Быстрым, достоверным и надежным методом лабораторной диагностики малярии является ПЦР. Этот дорогостоящий метод не используют для скрининга, а только в качестве дополнения к основной диагностике.

Серодиагностика имеет вспомогательное значение. Поводят иммуноферментный анализ, в ходе которого определяют наличие специфических антител в крови больного.

Лечение

Всех больных с малярией госпитализируют в инфекционный стационар.

Этиотропное лечение малярии: «Хингамин», «Хинин», «Хлоридин», «Хлорохин», «Акрихин», сульфаниламиды, антибиотики – «Тетрациклин», «Доксициклин».

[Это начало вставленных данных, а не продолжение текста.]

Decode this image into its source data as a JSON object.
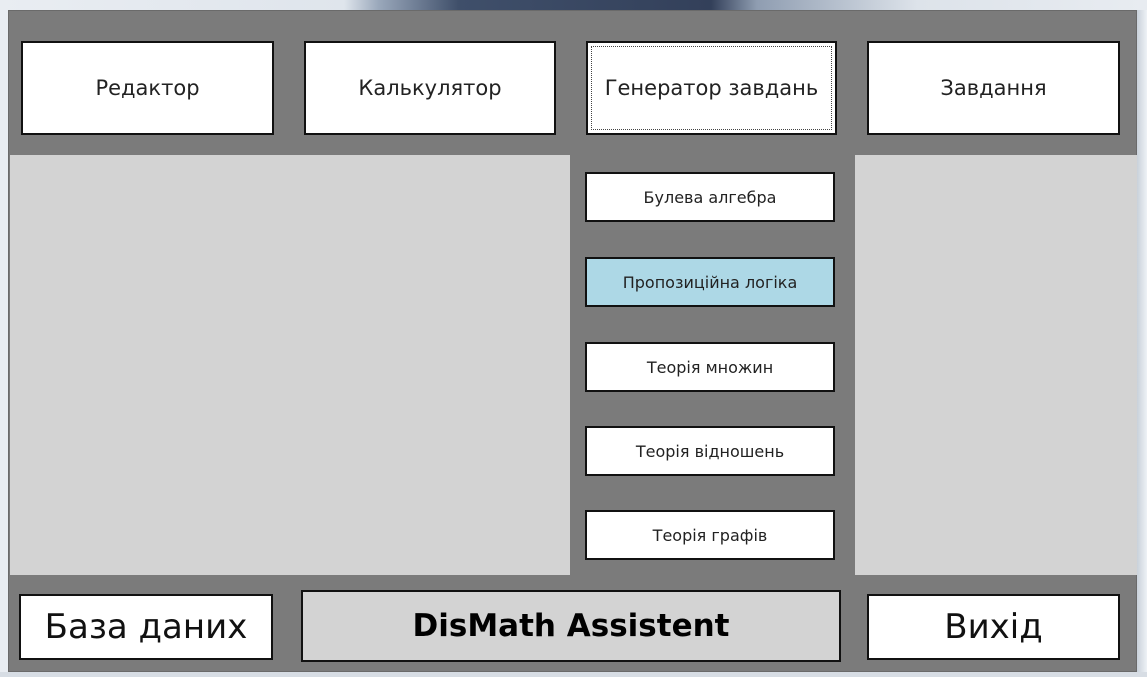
{
  "top_menu": {
    "editor": "Редактор",
    "calculator": "Калькулятор",
    "task_generator": "Генератор завдань",
    "tasks": "Завдання"
  },
  "generator_menu": {
    "items": [
      "Булева алгебра",
      "Пропозиційна логіка",
      "Теорія множин",
      "Теорія відношень",
      "Теорія графів"
    ],
    "highlighted": "Пропозиційна логіка"
  },
  "bottom_bar": {
    "database": "База даних",
    "app_title": "DisMath Assistent",
    "exit": "Вихід"
  },
  "colors": {
    "background": "#7b7b7b",
    "panel": "#d3d3d3",
    "button": "#ffffff",
    "highlight": "#add8e6"
  }
}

  1. «Хингамин» — широко применяемое противомалярийное лекарственное средство, вызывающее гибель плазмодиев. Таблетки назначают больным малярией и используют для профилактики инфекции. Принимать их следует после еды в течение 5 дней. В тяжелых случаях препарат вводят внутривенно капельно. Детям «Хингамин» назначают в виде внутримышечных инъекций двукратно с интервалом в 6 часов. Чтобы ускорить и усилить терапевтический эффект препарата, его назначают вместе с противовоспалительными и гормональными средствами.
  2. «Хлоридин» представляет собой лекарственное средство, оказывающее повреждающее воздействие на различные формы плазмодиев. Этот препарат является довольно эффективным, но действует медленнее «Хингамина». В тяжелых случаях их рекомендуют принимать одновременно.
  3. «Хинин» — быстродействующий противомалярийный препарат,оказывающий влияние на все штаммы плазмодиев. Препарат вводят внутривенно капельно. Это необходимо для создания высокой концентрации лекарства в сыворотки крови. Длительность лечения «Хинином» составляет 7-10 дней. Если внутривенное введение лекарства становится невозможным, его вводят внутримышечно или перорально. Лечение одним «Хинином» часто бывает недостаточным. В таких случаях его прием совмещают с приемом антибиотиков из группы тетрациклинов или других противомалярийных средств.

Кроме этиотропной терапии проводят симптоматическое и патогенетическое лечение, включающее дезинтоксикационные мероприятия, восстановление микроциркуляции, противоотечную терапию, борьбу с гипоксией.

Внутривенно вводят коллоидные, кристаллоидные, сложносолевые растворы, «Реополиглюкин», изотонический физиологический раствор, «Гемодез». Больным назначают «Фуросемид», «Маннитол», «Эуфиллин», проводят оксигенотерапию, гемосорбцию, гемодиализ.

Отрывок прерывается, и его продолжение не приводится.